Les Moudjahidine ont fait cette découverte déterminante que s’ils voulaient résister à la tyrannie religieuse, ils devaient lutter contre le patriarcat et l’intégrisme, c’est-à-dire l’idéologie sexiste. Cette révolution interne émane de la vision qu’à l’OMPI des êtres humains et qui est à l’antipode de la vision réactionnaire de Khomeiny.

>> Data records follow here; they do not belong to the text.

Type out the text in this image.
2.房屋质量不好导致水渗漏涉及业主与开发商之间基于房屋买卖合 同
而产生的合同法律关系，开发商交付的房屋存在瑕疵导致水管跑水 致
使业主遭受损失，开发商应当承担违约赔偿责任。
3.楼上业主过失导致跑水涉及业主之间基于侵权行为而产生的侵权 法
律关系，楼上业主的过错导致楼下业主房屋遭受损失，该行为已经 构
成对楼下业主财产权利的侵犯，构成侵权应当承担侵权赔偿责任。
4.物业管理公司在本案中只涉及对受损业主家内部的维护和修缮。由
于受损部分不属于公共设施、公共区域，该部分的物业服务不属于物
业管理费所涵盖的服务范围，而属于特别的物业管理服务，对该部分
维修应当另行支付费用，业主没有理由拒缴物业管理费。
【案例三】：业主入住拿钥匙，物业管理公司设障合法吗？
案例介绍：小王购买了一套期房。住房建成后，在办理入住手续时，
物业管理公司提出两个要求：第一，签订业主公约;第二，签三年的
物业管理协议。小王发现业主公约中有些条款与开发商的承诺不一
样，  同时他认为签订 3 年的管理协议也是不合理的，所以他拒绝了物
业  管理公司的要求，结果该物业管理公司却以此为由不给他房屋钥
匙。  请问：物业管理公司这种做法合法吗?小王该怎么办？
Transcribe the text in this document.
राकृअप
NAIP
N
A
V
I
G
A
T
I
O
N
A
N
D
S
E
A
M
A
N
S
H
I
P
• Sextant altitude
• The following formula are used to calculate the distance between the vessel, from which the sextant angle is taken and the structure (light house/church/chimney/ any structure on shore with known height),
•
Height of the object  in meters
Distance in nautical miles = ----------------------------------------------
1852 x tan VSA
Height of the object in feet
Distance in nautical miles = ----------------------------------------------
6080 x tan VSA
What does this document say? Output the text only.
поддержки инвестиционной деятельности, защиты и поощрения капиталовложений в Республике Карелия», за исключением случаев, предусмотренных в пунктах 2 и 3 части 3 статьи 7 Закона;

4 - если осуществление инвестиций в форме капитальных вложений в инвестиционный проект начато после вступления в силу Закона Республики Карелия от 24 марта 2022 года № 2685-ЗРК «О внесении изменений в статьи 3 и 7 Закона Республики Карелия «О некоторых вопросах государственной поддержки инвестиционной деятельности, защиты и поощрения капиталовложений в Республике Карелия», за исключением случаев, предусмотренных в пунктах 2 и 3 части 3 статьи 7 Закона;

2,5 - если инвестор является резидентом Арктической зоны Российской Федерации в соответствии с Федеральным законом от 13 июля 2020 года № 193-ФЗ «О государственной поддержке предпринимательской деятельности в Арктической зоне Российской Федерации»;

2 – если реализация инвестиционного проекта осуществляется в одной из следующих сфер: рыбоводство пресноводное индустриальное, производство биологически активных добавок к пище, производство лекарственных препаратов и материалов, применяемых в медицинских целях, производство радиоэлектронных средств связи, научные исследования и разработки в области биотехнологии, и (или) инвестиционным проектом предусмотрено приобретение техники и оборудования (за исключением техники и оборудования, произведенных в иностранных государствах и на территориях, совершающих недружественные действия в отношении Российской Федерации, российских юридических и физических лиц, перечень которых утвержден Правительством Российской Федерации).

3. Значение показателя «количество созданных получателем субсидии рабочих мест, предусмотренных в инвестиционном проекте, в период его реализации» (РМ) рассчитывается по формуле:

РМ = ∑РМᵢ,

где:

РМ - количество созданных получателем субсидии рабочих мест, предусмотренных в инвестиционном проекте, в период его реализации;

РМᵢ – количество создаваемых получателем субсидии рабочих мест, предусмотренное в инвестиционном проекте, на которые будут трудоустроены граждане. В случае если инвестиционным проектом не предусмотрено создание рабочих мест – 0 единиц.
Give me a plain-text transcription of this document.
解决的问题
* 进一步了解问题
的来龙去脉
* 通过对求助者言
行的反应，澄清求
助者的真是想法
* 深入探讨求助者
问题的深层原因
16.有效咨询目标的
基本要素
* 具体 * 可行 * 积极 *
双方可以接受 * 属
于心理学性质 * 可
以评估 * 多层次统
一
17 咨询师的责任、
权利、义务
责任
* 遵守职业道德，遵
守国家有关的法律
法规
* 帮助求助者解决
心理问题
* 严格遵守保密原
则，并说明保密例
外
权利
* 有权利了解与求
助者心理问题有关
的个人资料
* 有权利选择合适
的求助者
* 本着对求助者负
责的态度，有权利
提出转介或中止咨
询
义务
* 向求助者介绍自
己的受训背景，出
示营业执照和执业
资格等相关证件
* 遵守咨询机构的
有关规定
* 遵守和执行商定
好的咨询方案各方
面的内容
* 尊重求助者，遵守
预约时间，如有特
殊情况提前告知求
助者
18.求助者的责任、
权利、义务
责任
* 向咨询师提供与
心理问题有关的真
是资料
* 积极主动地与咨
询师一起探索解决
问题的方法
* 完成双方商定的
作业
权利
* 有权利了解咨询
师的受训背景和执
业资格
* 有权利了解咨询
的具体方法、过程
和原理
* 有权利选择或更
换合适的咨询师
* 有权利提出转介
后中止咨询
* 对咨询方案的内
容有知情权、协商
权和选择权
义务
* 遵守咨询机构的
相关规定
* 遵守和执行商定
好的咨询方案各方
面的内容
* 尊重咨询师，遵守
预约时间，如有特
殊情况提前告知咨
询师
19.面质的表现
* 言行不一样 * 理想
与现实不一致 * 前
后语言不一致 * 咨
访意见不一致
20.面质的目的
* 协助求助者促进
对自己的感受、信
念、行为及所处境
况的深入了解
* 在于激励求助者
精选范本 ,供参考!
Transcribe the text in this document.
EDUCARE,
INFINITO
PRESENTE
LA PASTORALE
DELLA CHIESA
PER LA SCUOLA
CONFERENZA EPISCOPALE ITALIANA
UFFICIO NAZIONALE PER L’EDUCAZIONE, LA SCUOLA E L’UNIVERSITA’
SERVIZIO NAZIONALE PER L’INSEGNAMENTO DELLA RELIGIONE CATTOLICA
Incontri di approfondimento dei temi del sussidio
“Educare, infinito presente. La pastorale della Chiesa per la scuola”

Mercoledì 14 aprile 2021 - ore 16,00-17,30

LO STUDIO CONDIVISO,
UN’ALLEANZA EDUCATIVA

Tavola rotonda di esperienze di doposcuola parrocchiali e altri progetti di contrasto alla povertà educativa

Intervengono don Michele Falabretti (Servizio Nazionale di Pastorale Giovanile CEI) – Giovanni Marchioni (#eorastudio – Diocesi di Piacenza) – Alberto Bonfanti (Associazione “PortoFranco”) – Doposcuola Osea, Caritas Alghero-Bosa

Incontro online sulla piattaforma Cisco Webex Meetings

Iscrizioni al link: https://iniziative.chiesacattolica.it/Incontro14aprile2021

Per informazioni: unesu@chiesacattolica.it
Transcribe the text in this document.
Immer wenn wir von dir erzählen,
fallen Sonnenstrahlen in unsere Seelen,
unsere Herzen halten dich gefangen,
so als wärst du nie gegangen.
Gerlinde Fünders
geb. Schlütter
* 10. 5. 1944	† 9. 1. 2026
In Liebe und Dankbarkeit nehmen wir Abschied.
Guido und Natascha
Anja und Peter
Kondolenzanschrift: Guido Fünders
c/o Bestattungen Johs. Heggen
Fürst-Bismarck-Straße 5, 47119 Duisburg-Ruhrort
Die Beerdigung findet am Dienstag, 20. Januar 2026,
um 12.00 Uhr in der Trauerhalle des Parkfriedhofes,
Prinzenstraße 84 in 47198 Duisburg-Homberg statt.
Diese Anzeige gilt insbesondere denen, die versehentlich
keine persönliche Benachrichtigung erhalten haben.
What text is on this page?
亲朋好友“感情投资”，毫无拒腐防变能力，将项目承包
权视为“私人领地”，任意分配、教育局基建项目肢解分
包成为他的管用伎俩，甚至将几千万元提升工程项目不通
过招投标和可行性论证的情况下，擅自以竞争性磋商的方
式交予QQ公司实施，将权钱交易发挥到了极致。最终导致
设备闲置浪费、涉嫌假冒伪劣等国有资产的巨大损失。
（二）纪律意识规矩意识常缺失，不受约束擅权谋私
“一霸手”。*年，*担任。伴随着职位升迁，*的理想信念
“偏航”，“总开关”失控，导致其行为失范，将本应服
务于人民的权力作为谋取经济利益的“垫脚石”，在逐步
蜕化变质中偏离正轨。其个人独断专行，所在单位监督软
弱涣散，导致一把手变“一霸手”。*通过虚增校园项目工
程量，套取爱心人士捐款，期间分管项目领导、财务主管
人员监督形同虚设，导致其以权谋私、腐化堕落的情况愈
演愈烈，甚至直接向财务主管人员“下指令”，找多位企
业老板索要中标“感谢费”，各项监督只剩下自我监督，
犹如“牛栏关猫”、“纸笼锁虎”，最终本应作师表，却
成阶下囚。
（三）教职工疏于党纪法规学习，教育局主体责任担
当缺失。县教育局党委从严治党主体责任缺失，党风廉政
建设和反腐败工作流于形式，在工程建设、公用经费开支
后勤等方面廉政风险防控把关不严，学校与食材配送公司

Certes, les êtres humains naissent d’un point de vue physiologique femmes ou hommes, mais ils sont égaux en humanité.

L’idéologie sexiste, elle, croit dans la supériorité du genre masculin sur le genre féminin. C’est une conception érigée par l’histoire et la culture de l’oppression et de l’exploitation qui a contribué à enchainer les femmes, les hommes et toute la société. Par conséquent, l’idéologie sexiste ne concerne pas les instincts humains, ni le genre ni la nature de la femme ou de l’homme, mais bien la conduite, l’état d’esprit et la culture forgés par l’oppression et l’exploitation.

Dans l’idéologie intégriste de Khomeiny, les hommes tirent leur identité de la répression, en particulier de la domination des femmes. C’est ce qui les dirige. Cela signifie que la personnalité et l’identité de l’homme dépend de la répression et de l’exploitation de la femme et sans le sentiment de supériorité par rapport à la femme, il se sent vide et dépourvu d’une véritable confiance en soi.

Dans cette idéologie, les femmes aussi considèrent logique et naturel d’être dominées par les hommes et de leur être inférieures. Par conséquent, les femmes conçoivent un caractère autre que leur humanité. Un caractère d’objet évalué à sa valeur marchande par les autres. En d’autres termes, les femmes sont aussi prisonnières de cette conception qu’elles ont d’elles-mêmes. Comme le disait Simone de Beauvoir : « On ne nait pas femme, on le devient. »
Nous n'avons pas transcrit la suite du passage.